A. Ecological grief ties back to the kinships that we hold as Indigenous peoples with our plants and animal relatives. The example I provide in the book is the milpas. The milpas are a central kind of holistic agricultural system that we have been able to maintain since time immemorial. Everybody takes care of the milpas, even children and elders. There is this kinship that is built around the milpas. And because of climate change impacts – flooding of the milpa or if you have extreme heat – there is a psychological grieving. You’re mourning or grieving the plant and animal relatives that you lost because of those extreme weather conditions. That grief comes from the fact that you are building a relationship with those animals and you consider them your relatives as well.
Q. In the book you highlight the community-based forest management happening in part of the Zapotec nation in Oaxaca, Mexico as a success story, compared to other more traditional outsider-run projects. What makes the Zapotec forestry initiative work, and what lessons does it provide scientists and conservation groups?
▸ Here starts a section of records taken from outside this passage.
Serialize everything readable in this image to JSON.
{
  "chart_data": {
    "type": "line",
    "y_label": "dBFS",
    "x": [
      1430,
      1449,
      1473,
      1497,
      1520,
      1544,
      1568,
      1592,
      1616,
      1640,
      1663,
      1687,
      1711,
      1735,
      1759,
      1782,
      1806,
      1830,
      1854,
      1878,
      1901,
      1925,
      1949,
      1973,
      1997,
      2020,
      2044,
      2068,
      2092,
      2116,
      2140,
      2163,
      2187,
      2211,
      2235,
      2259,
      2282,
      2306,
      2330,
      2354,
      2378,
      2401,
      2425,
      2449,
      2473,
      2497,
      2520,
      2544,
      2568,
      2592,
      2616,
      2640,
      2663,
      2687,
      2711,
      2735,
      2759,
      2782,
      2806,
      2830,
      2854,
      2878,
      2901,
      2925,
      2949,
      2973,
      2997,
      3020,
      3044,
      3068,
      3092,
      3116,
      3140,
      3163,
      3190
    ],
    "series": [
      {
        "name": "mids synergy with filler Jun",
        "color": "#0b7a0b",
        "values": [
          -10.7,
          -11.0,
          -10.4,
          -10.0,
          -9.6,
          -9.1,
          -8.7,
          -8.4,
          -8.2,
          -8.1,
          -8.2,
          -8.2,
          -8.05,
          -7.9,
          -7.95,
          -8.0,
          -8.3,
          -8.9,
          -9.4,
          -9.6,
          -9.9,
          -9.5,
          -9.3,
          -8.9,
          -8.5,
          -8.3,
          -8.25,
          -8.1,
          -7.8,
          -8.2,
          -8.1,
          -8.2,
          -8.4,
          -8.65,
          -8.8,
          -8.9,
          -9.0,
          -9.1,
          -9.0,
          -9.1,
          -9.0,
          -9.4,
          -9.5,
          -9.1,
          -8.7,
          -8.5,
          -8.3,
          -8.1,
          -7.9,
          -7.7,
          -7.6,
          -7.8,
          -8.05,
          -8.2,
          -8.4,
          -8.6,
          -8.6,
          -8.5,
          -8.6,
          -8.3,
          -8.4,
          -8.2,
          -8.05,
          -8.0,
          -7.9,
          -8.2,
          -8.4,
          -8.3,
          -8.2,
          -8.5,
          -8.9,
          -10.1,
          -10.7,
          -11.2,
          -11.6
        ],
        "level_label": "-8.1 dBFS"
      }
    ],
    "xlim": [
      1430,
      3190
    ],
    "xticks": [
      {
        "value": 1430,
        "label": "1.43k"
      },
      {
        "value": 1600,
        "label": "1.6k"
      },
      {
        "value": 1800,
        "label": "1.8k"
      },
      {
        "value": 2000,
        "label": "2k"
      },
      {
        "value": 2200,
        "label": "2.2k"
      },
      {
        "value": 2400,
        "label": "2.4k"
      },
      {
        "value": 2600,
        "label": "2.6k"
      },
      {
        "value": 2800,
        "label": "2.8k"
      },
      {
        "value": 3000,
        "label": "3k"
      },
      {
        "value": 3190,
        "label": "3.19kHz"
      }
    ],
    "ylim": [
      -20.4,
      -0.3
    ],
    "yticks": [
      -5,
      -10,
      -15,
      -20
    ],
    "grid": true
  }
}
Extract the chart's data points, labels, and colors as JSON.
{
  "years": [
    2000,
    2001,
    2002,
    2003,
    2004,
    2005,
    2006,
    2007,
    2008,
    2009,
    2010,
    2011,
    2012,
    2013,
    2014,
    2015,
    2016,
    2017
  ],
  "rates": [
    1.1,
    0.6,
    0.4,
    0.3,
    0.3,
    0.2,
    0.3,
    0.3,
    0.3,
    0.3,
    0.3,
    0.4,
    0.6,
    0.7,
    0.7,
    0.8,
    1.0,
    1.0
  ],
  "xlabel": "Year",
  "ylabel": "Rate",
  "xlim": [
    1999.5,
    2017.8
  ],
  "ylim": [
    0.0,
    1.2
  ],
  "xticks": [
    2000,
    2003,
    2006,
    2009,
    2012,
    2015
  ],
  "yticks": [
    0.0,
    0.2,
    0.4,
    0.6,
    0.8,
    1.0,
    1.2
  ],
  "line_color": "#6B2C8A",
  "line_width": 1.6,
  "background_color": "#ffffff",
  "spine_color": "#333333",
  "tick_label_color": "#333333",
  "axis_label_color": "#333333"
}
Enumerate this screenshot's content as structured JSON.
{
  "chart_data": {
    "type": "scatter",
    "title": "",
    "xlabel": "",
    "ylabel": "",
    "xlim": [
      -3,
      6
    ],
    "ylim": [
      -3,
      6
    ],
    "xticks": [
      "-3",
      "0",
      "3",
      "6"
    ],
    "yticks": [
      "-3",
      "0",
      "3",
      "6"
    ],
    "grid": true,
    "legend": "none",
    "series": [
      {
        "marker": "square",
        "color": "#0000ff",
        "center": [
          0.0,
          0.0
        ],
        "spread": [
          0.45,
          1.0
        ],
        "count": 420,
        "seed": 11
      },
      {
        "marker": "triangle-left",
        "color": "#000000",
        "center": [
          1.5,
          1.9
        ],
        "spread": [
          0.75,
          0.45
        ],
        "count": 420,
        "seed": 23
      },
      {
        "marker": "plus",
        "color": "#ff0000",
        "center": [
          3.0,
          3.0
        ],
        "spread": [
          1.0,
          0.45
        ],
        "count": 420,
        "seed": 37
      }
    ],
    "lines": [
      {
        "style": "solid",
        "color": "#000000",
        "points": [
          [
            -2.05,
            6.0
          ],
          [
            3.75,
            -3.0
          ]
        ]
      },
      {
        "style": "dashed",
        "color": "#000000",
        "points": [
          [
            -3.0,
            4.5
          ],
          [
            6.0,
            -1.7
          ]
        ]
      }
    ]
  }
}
A. When we talk about conservation we forget to include the Indigenous peoples who will be impacted by the denial of gathering those resources. In many marine protected areas, for example, you are not allowed to fish, because they’re trying to conserve the marine ecosystems there. Other protected areas are led by scientists who don’t have a relationship with Indigenous peoples or who are only focused on protecting the animal, without looking at the holistic system.
It goes back to ecological grief.
We have that strong kinship with our forests, with our trees, because they’re part of us. It ties back to our creation stories and our ancestors. With the [Zapotec] forestry initiative, it [worked] because our people were integrated in the process and we were able to use Indigenous knowledge to manage and steward that forest. It’s holistic management, and integrated Indigenous peoples from the start.
This interview has been edited for length and clarity.